AP artists begin work on their concentrations over the summer


Credit: Julia Thomson

Senior Fiona Boettner constructed a self portrait over the summer. She is focussing on constructing portraits for AP art this year. Other AP artists are concentrating on such things as tattoos and water throughout the year.

By Julia Thomson, Sports Editor

Similar to the summer work of academic related AP courses, each student enrolled in AP art must choose a central theme or technique to focus on for the year. This then becomes the basis for their portfolios which will optimally include 12 different pieces reflecting the concentration they have picked. Due to the rigor of the course as well as the strict deadline of the AP art showcase, students are recommended to begin working on a couple of their pieces before the school year begins.


Senior Jordan Wade focused her concentration on tattoos. She stated, “tattoos are a form of art on the body. I thought this was really cool, so I decided to combine portraits of my friends with tattoos that define them.”

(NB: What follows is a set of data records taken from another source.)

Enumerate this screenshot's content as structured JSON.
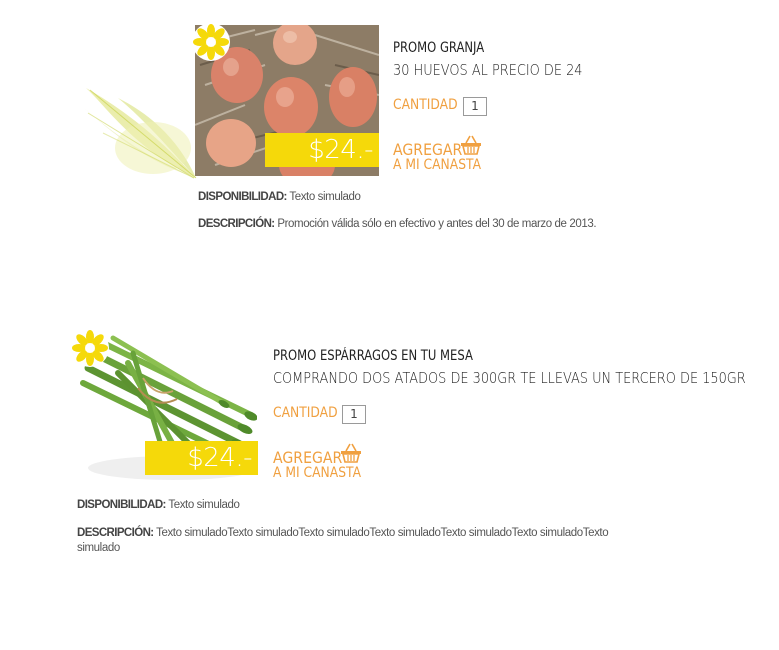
{
  "products": [
    {
      "title": "PROMO GRANJA",
      "subtitle": "30 HUEVOS AL PRECIO DE 24",
      "price": "$24.-",
      "quantity_label": "CANTIDAD",
      "quantity_value": "1",
      "add_line1": "AGREGAR",
      "add_line2": "A MI CANASTA",
      "availability_label": "DISPONIBILIDAD:",
      "availability_value": "Texto simulado",
      "description_label": "DESCRIPCIÓN:",
      "description_value": "Promoción válida sólo en efectivo y antes del 30 de marzo de 2013."
    },
    {
      "title": "PROMO ESPÁRRAGOS EN TU MESA",
      "subtitle": "COMPRANDO DOS ATADOS DE 300GR TE LLEVAS UN TERCERO DE 150GR",
      "price": "$24.-",
      "quantity_label": "CANTIDAD",
      "quantity_value": "1",
      "add_line1": "AGREGAR",
      "add_line2": "A MI CANASTA",
      "availability_label": "DISPONIBILIDAD:",
      "availability_value": "Texto simulado",
      "description_label": "DESCRIPCIÓN:",
      "description_value": "Texto simuladoTexto simuladoTexto simuladoTexto simuladoTexto simuladoTexto simuladoTexto simulado"
    }
  ],
  "colors": {
    "accent_orange": "#f0a040",
    "price_yellow": "#f5d90a",
    "flower_yellow": "#f5d90a"
  },
  "icons": [
    "flower-badge-icon",
    "basket-icon",
    "leaf-decoration-icon"
  ]
}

Fiona Boettner, another senior, decided to center her concentration around portraits. Although she is only just getting started, Fiona’s goal includes making the portraits using different forms of collage: different shades, colors, and textures. For her first piece, she used charcoal powder to create a black and white self portrait revealing multiple tones to create the collage aspect. For her next couple of pieces, Fiona plans on incorporating different colors and textures to liven up her portfolio and make it more creative.  


A third senior, Kit Greenberg, wanted to focus on water: “more specifically the movement of water and how it encapsulates the human body. The relationship that nature has with man seemed like something I would have fun exploring,” she said. Kit has attempted to convey this theme using oil paint in her first piece.


Senior Cristina Paz was interested in blankets. She said, “my concentration is on this really colorful Bolivian blanket called Aguayo which is used by indigenous women known as Cholitas. This concentration is definitely a little difficult as it involves people and a lot [of] color which is quite time consuming, but I think it looks pretty cool so far.”